Southwest Pinto Bean Burgers with Chipotle Mayonnaise
1/2 cup diced onion
1/2 cup breadcrumbs
1/4 cup chopped cilantro
2 tablespoons minced seeded jalapeno pepper
2 tablespoons sour cream
1 teaspoon hot pepper sauce
1/2 teaspoon ground cumin
1/4 teaspoon freshly ground black pepper
1/8 teaspoon salt
1 large egg
1 (15-ounce) can pinto beans, drained
1 (8 3/4-ounce) can whole-kernel corn, drained
1/4 cup low-fat mayonnaise
1 teaspoon canned minced chipotle chile in adobo sauce
Hamburger buns, toasted
To prepare burgers, combine the first 10 ingredients in a large bowl. Add pinto beans and corn; partially mash with a fork. Divide bean mixture into 4 equal portions, shaping each portion into a 3 1/2-inch patty, and refrigerate for 10 minutes.

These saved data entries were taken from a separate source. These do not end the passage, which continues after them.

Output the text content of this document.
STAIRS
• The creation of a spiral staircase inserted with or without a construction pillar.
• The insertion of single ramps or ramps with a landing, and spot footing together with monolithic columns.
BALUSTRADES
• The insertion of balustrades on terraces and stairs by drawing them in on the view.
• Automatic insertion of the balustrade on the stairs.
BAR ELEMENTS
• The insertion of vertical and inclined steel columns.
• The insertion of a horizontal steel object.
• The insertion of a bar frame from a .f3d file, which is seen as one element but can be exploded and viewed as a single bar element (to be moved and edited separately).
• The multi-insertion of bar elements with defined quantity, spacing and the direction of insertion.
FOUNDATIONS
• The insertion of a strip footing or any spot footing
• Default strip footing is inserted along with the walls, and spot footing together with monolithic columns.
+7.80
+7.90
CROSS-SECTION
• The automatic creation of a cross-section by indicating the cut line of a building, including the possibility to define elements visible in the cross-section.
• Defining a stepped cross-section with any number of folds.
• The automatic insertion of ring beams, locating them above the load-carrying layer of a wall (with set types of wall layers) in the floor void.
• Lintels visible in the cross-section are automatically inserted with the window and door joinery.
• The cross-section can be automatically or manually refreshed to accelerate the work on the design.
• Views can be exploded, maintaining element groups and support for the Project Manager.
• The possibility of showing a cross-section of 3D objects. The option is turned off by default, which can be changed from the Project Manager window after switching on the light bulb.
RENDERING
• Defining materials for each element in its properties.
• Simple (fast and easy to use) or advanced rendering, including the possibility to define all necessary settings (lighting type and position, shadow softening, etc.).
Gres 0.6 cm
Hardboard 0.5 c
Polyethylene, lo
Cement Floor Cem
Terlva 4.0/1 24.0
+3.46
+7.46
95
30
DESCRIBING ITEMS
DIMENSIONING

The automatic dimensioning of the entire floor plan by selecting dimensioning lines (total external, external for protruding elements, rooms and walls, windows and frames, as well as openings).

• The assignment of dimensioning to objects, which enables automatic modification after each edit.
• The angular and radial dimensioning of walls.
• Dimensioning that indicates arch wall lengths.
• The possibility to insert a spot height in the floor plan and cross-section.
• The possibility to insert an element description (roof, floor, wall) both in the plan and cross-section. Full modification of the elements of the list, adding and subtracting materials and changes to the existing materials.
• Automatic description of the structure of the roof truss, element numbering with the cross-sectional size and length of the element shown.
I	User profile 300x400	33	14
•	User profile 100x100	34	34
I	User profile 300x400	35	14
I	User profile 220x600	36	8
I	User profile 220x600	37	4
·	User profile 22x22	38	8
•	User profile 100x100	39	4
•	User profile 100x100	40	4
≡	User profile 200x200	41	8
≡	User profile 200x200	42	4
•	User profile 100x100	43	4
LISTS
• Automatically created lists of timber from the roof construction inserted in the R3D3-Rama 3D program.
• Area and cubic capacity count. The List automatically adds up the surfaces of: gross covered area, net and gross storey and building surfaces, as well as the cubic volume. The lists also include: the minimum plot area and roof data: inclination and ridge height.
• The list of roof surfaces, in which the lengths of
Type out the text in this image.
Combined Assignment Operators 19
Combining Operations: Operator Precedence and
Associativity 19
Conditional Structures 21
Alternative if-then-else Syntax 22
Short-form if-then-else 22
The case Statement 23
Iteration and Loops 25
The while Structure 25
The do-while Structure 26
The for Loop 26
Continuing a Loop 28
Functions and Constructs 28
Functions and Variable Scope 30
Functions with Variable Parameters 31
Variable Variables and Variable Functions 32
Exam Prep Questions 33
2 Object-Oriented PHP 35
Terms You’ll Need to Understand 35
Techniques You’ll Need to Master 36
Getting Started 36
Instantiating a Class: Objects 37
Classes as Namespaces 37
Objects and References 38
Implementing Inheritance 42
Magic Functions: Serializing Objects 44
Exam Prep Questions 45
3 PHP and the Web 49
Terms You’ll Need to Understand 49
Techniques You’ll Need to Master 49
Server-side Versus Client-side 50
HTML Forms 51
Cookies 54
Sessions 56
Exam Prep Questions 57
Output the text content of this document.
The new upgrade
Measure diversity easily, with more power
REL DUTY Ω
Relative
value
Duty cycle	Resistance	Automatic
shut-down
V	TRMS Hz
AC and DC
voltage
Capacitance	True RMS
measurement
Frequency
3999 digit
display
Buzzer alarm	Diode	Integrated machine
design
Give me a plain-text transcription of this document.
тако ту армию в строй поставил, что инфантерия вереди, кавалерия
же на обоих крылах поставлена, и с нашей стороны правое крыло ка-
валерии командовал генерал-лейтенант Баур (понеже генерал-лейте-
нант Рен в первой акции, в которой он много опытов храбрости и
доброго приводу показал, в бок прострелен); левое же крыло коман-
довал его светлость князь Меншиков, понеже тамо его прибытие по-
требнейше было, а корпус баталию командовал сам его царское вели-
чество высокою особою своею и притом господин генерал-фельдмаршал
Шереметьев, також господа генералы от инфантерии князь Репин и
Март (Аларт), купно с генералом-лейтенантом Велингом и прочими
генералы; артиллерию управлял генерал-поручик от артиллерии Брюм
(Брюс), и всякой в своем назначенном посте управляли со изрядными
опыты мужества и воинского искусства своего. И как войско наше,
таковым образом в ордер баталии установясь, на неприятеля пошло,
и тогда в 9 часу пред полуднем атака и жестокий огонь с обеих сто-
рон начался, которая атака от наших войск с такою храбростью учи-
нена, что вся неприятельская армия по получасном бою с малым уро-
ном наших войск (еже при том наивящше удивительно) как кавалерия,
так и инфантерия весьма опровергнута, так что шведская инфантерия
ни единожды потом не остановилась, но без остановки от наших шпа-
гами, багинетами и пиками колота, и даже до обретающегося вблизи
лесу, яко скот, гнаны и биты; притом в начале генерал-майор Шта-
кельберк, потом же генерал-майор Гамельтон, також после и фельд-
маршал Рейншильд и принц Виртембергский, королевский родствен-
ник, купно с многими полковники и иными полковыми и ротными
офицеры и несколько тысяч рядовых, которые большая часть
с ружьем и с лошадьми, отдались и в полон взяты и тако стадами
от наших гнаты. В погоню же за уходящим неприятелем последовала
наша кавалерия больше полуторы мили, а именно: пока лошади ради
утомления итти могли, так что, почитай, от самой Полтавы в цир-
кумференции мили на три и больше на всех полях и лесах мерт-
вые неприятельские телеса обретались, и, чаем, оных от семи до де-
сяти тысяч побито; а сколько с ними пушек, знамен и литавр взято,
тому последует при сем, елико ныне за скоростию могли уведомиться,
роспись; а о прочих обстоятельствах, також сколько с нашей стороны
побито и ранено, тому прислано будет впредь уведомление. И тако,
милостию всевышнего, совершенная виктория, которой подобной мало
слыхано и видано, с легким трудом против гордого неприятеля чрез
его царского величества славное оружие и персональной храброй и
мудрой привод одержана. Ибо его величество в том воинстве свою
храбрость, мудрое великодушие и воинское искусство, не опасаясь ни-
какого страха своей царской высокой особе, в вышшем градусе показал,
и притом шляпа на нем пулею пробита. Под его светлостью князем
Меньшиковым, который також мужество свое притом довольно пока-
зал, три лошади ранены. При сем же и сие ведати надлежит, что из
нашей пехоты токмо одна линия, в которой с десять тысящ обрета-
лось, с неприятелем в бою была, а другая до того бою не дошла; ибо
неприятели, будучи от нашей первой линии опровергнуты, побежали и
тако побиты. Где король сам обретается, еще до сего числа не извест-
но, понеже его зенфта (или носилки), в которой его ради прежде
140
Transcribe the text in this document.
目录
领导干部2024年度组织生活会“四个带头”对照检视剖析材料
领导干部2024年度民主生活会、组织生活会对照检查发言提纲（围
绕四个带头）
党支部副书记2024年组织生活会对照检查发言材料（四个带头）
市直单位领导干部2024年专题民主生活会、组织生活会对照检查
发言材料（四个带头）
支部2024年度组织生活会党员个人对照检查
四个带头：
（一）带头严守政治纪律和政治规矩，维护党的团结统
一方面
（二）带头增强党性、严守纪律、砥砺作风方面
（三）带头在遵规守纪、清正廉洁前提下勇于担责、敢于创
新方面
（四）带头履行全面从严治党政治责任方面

To prepare chipotle mayonnaise, combine mayonnaise and 1 teaspoon chipotle in a small bowl; set aside.
Heat large nonstick skillet over medium-high heat. Spray skillet with nonstick cooking spray and add patties to pan, cook 4 minutes on each side or until thoroughly heated. Place patties on bottom halves of buns; top each patty 1 tablespoon mayonnaise, tomato, avocado, lettuce, and top half of bun.
*These burgers are a bit hard to keep together which makes flipping them an adventure. One of the reviews I read suggested refrigerating them for a few hours before cooking.
*I had enough bean mixture to make six patties.